Aguado conoce el centro de Madrid como si se tratara de un mapa que ha estudiado con lupa milimétrica. “Yo juego con la psicología y con el turismo”. Por las mañanas suele ser la acera frente al Museo de San Fernando en la calle de Alcalá. “No me importa la cantidad, sino la calidad. Prefiero que la gente que valore mi trabajo sea de un nivel cultural alto, que sepa apreciar el arte”. Por las tardes se traslada a la Puerta del Sol o a la calle del Arenal, dos puntos estratégicos por la cantidad de personas que fluyen por allí. “Eso sí, en verano siempre busco la sombrita”, bromea.

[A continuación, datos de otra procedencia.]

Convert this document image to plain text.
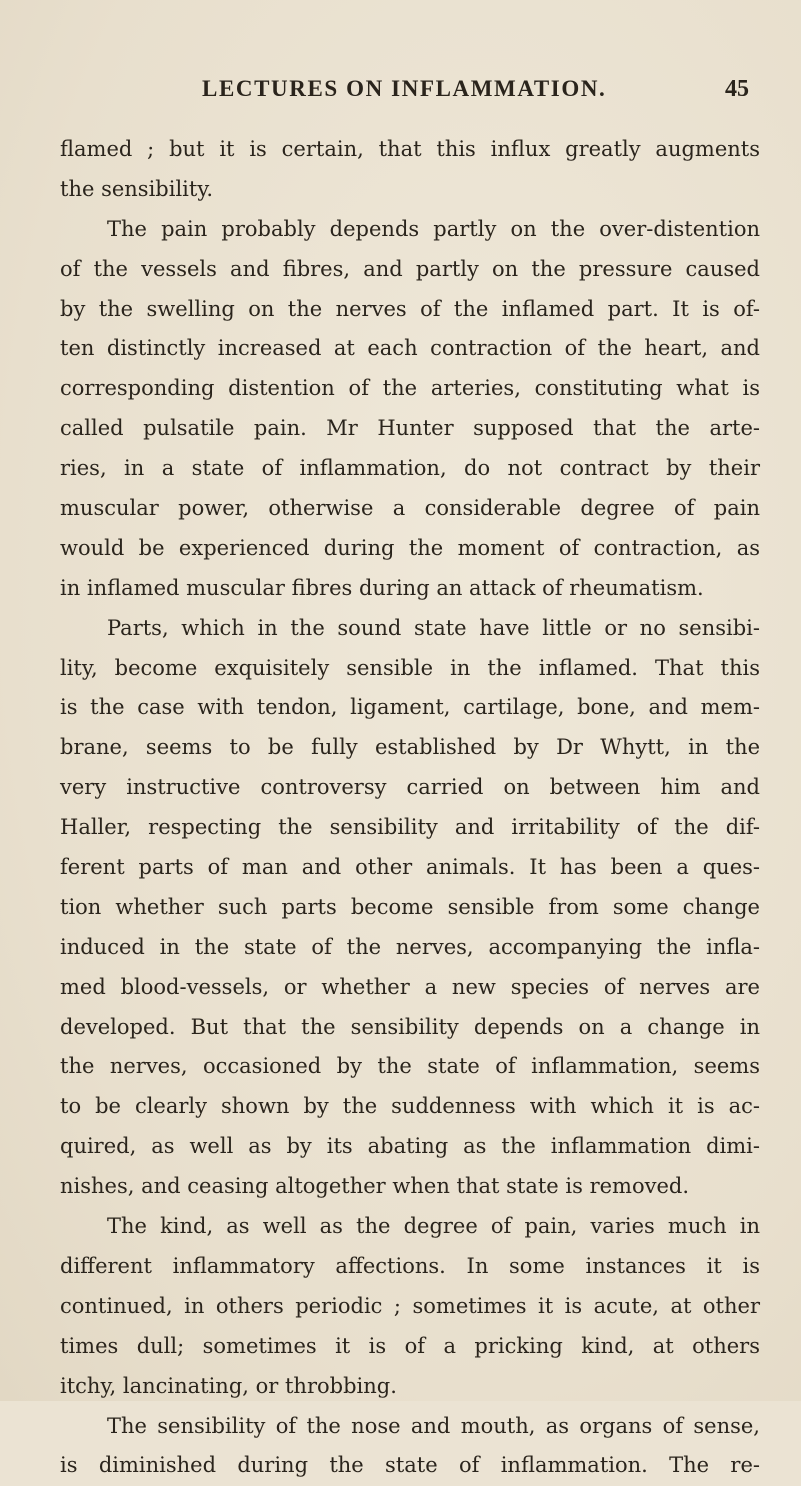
LECTURES ON INFLAMMATION.	45
flamed ; but it is certain, that this influx greatly augments
the sensibility.
The pain probably depends partly on the over-distention
of the vessels and fibres, and partly on the pressure caused
by the swelling on the nerves of the inflamed part. It is of-
ten distinctly increased at each contraction of the heart, and
corresponding distention of the arteries, constituting what is
called pulsatile pain. Mr Hunter supposed that the arte-
ries, in a state of inflammation, do not contract by their
muscular power, otherwise a considerable degree of pain
would be experienced during the moment of contraction, as
in inflamed muscular fibres during an attack of rheumatism.
Parts, which in the sound state have little or no sensibi-
lity, become exquisitely sensible in the inflamed. That this
is the case with tendon, ligament, cartilage, bone, and mem-
brane, seems to be fully established by Dr Whytt, in the
very instructive controversy carried on between him and
Haller, respecting the sensibility and irritability of the dif-
ferent parts of man and other animals. It has been a ques-
tion whether such parts become sensible from some change
induced in the state of the nerves, accompanying the infla-
med blood-vessels, or whether a new species of nerves are
developed. But that the sensibility depends on a change in
the nerves, occasioned by the state of inflammation, seems
to be clearly shown by the suddenness with which it is ac-
quired, as well as by its abating as the inflammation dimi-
nishes, and ceasing altogether when that state is removed.
The kind, as well as the degree of pain, varies much in
different inflammatory affections. In some instances it is
continued, in others periodic ; sometimes it is acute, at other
times dull; sometimes it is of a pricking kind, at others
itchy, lancinating, or throbbing.
The sensibility of the nose and mouth, as organs of sense,
is diminished during the state of inflammation. The re-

Antes de subirse a su pequeña plataforma, Aguado rebusca en su estuche un pincel para limpiar el resto de polvo que pueda quedar en su traje. No es fácil quedar con él, ya que sus múltiples compromisos lo tienen viajando de un lado a otro. “La semana pasada estuve en un festival de estatuas humanas en Guadalajara. Vengo de otro festival en Portugal. Gané los dos. Y dentro de poco participo en uno en Bélgica”, presume orgulloso.
A Cayo Plinio lo descubrió por casualidad. Un amigo le habló de la tragedia de Pompeya y, a base de “pensar, pensar y pensar”, surgió el personaje. Construirlo le tomó su tiempo: “Fueron cuatro meses desde que comenzó en mi cabeza hasta que finalmente terminé el traje”.
Para explicar el valor de su trabajo, su vestuario, baja un poco la voz, concentrándose para decir las palabras exactas. “El traje de Cayo Plinio está hecho a base de espuma de poliuretano. A medida que va creciendo la extiendo con una espátula y luego con una brocha mojada con agua la voy bajando”. Tan importante como la forma es el color. “A mí me gusta utilizar siempre dos tonos, creo que resalta más. Como es un personaje antiguo, utilizo el gris y le echo por encima algunas pinceladas de dorado”. La transformación completa le lleva unos 20 minutos.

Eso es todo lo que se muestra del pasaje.